An education program that is one of the cores of the Monterey Jazz Festival, the Traveling Clinicians, was started under Mundell’s supervision, under the direction of MJF board member Ruth Fenton.
“Mundell meant so much to me since the early days of my tenure with Monterey,” said Paul Contos, MJF’s Education Director. “It was Mundy’s voice on my old (cassette-driven) phone machine, asking if I could be on this team for a new venture of teaching MJF was bringing jazz professionals out to schools to demonstrate skills to students. The ‘team’ originally consisted of trumpeter Bill Berry, drummer Vince Lateano, Mundell, and myself.”
“Mundell was a true ‘southern gentleman’ in every sense of the word, and imbued an elegant comportment in his relationships throughout the music business.

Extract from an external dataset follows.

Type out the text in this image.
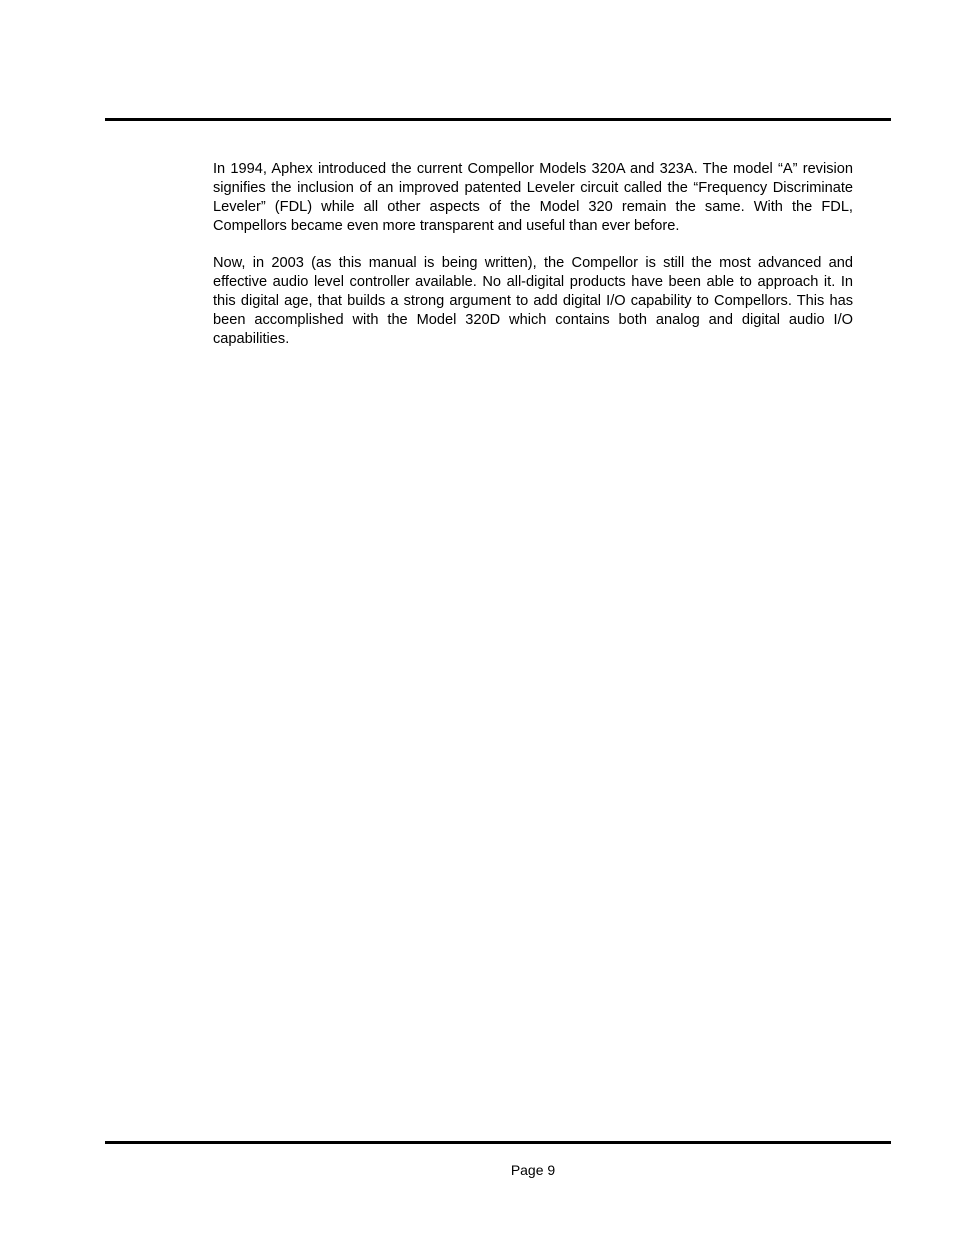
In 1994, Aphex introduced the current Compellor Models 320A and 323A. The model “A” revision signifies the inclusion of an improved patented Leveler circuit called the “Frequency Discriminate Leveler” (FDL) while all other aspects of the Model 320 remain the same. With the FDL, Compellors became even more transparent and useful than ever before.

Now, in 2003 (as this manual is being written), the Compellor is still the most advanced and effective audio level controller available. No all-digital products have been able to approach it. In this digital age, that builds a strong argument to add digital I/O capability to Compellors. This has been accomplished with the Model 320D which contains both analog and digital audio I/O capabilities.

Page 9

His friends all know he assisted the start of many jazz careers, most notably that of bringing Bill Evans out into public awareness.”
“I remember Mundell as ALWAYS being encouraging, supportive, candid, unaffected, and HEROIC to those of us carving out the mechanics of hands-on jazz education, and in our careers. I learned something from Mundell every opportunity I had to work with him, and valued his refined jazz acumen, let alone his charm, wry wit and experienced insight.”

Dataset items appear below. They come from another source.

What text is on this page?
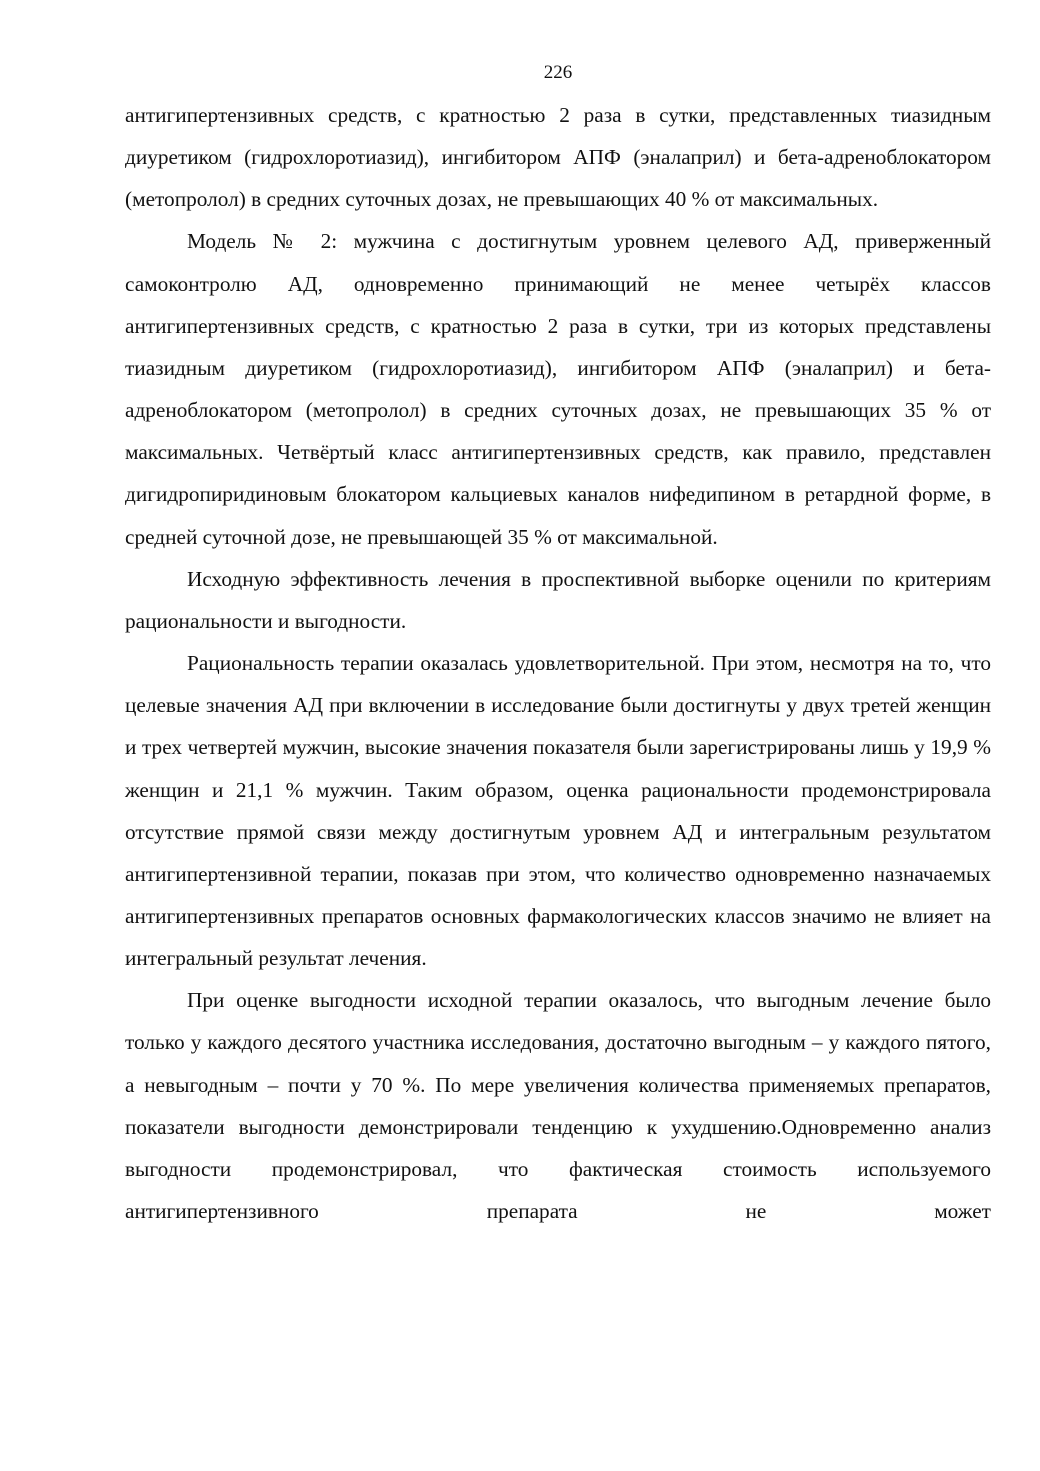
226

антигипертензивных средств, с кратностью 2 раза в сутки, представленных тиазидным диуретиком (гидрохлоротиазид), ингибитором АПФ (эналаприл) и бета-адреноблокатором (метопролол) в средних суточных дозах, не превышающих 40 % от максимальных.

Модель № 2: мужчина с достигнутым уровнем целевого АД, приверженный самоконтролю АД, одновременно принимающий не менее четырёх классов антигипертензивных средств, с кратностью 2 раза в сутки, три из которых представлены тиазидным диуретиком (гидрохлоротиазид), ингибитором АПФ (эналаприл) и бета-адреноблокатором (метопролол) в средних суточных дозах, не превышающих 35 % от максимальных. Четвёртый класс антигипертензивных средств, как правило, представлен дигидропиридиновым блокатором кальциевых каналов нифедипином в ретардной форме, в средней суточной дозе, не превышающей 35 % от максимальной.

Исходную эффективность лечения в проспективной выборке оценили по критериям рациональности и выгодности.

Рациональность терапии оказалась удовлетворительной. При этом, несмотря на то, что целевые значения АД при включении в исследование были достигнуты у двух третей женщин и трех четвертей мужчин, высокие значения показателя были зарегистрированы лишь у 19,9 % женщин и 21,1 % мужчин. Таким образом, оценка рациональности продемонстрировала отсутствие прямой связи между достигнутым уровнем АД и интегральным результатом антигипертензивной терапии, показав при этом, что количество одновременно назначаемых антигипертензивных препаратов основных фармакологических классов значимо не влияет на интегральный результат лечения.

При оценке выгодности исходной терапии оказалось, что выгодным лечение было только у каждого десятого участника исследования, достаточно выгодным – у каждого пятого, а невыгодным – почти у 70 %. По мере увеличения количества применяемых препаратов, показатели выгодности демонстрировали тенденцию к ухудшению.Одновременно анализ выгодности продемонстрировал, что фактическая стоимость используемого антигипертензивного препарата не может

“I was so delighted to have gotten back in touch about seven years ago via email, when he became nearly blind, but was dictating emails and having them read to him,” says Contos. Mundell Lowe personified the ‘Muse’ and joy of jazz to the very end of his graceful 95 years.”
Thank you to Mundell Lowe for his lifetime of music, dedication to the artform, and audiences worldwide. He will be missed.